Ensuring access to justice

Why in news?
  • The justice system in any democracy is set up, under the Constitution to serve the public without fear or favour, affection or ill-will.
  • Yet the protagonists, as far as India is concerned, in operating the system have stopped that very access.
  • At an informal meeting, all of the then sitting judges of the Supreme Court advised the then Chief Justice of India to decide against the request of the then Central government to sit in other places in the country under Article 130 of the Constitution.
More in news
  • Discussion over SC’s sitting in other places:
    (1) Judges express concern of authority of the Supreme Court would get diluted.
    (2) But Bombay High Court has four Benches and the quality of its decisions or status have certainly not been diluted thereby.
  • Direct consequence of the wrong decisions are three-fold:
    (1) Supreme Court sitting only in Delhi has resulted in excellent lawyers from other High Courts not appearing before the Supreme Court, possibly because it casts too large a monetary burden on their clients, many of whom are impoverished.
    (2) All lawyers who happen to be in Delhi now appear in the Supreme Court.
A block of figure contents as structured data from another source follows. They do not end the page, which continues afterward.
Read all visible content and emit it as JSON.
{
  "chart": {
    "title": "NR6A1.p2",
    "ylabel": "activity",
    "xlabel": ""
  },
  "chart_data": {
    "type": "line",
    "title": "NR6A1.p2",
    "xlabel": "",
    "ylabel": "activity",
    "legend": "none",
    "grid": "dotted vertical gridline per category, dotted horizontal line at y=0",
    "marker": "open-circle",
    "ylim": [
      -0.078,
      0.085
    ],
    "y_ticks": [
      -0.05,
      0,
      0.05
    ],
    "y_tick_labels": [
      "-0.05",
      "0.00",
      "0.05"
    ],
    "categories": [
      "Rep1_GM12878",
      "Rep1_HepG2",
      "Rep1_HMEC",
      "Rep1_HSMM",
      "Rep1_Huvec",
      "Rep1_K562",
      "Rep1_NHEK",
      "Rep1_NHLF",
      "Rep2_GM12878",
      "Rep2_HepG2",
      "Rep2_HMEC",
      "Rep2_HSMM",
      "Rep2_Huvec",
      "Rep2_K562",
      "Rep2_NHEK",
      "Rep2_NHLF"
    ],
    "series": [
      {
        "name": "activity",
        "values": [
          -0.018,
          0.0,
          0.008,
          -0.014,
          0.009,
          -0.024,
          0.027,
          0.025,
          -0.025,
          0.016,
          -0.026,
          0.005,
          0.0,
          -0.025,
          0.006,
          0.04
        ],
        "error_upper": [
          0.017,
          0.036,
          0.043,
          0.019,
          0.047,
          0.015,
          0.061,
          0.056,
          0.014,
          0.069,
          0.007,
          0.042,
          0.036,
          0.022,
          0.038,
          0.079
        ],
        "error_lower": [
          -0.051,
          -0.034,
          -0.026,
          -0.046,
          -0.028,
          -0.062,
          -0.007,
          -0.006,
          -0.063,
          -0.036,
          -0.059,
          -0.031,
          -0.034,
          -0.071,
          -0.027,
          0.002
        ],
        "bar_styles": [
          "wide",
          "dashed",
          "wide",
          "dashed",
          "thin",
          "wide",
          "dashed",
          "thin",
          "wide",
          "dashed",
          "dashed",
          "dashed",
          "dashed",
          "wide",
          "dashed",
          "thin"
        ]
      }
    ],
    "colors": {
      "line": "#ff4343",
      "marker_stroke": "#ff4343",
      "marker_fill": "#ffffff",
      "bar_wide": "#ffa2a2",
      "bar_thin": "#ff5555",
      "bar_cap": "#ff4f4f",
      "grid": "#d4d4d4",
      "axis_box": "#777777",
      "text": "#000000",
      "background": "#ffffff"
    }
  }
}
Some of the good lawyers who were able to leave lucrative practices in the High Courts have settled down in Delhi, but they have established a monopoly, and, as a result, charge unconscionable fees even from charitable concerns.
    (3) The third fallout of the failure to act under Article 130 is that the Supreme Court in Delhi has been flooded with work and been reduced to a District Court instead of a Court of Final Appeal and Constitutional Court as envisaged under the Constitution.
  • Question of disciplinary jurisdiction over lawyers:
    (1) Hundreds of letters are written to Chief Justices for relief on the judicial side.
    (2) It is not possible to deal with all letter-appeals simultaneously on the statutory, administrative or judicial side given the huge workload before all judges unless they are drawn specifically to the Justices’ attention.
    (3) This is because disciplinary powers available to Bar Councils both in Delhi and in States are ineffective.
    (4) Some are politically motivated and some States do not have disciplinary committees at all.
    (5) The disciplinary jurisdiction over lawyers was originally with the courts.
    (6) This continued till the power was taken away by the Advocates Act, 1961.
    (7) The solution to the present situation is to give the disciplinary jurisdiction back to the courts and to repeal the Advocates Act, 1961.
Problems/ Unethical lawyers:
  • Victim compensation cases:
    (1) Some of the lawyers specialising in victim compensation cases do not charge any fees for their services and render services free of cost.
    (2) hey generally obtain a blank cheque from the victim which is filled in after credit of the compensation to the bank account of the victim.
    (3) Some of the lawyers specialising in victim compensation cases thus take huge money as a percentage of compensation amount awarded towards victim compensation.
    (4) Such a practice is frustrating the whole purpose of victim compensation.
  • Other cases:
    (1) As soon as an award of victim compensation is made by any Legal Services Authority (LSA) the lawyer gets in touch with the victim and somehow convinces him to file a writ petition before the High Court to show that without such writ petition the compensation will not be disbursed by the State LSA (SLSA).
    (2) LSA a statutory body which render free legal services to the impoverished all over India.
    (3) Ultimately when the amount of compensation is finally disbursed by the SLSA, the lawyer takes credit and shows that it was because of his noble initiative that the victim got the relief, and in exchange claims a hefty share in the compensation.
Way forward
  • Supreme Court should reconsider setting up Benches in different States in keeping with the recommendations of the Law Commissions (125th Report and 229th Report).
  • Bar Council of India should exercise its powers under the Advocates Act, 1961 more effectively.
  • If not, the disciplinary jurisdiction must be returned to the judiciary as was the position prior to the Advocates Act, 1961 by repealing the 1961 Act.
  • Lawyers should be made irrelevant by referring more cases to trained mediators, as the Supreme Court has done in the Ayodhya dispute.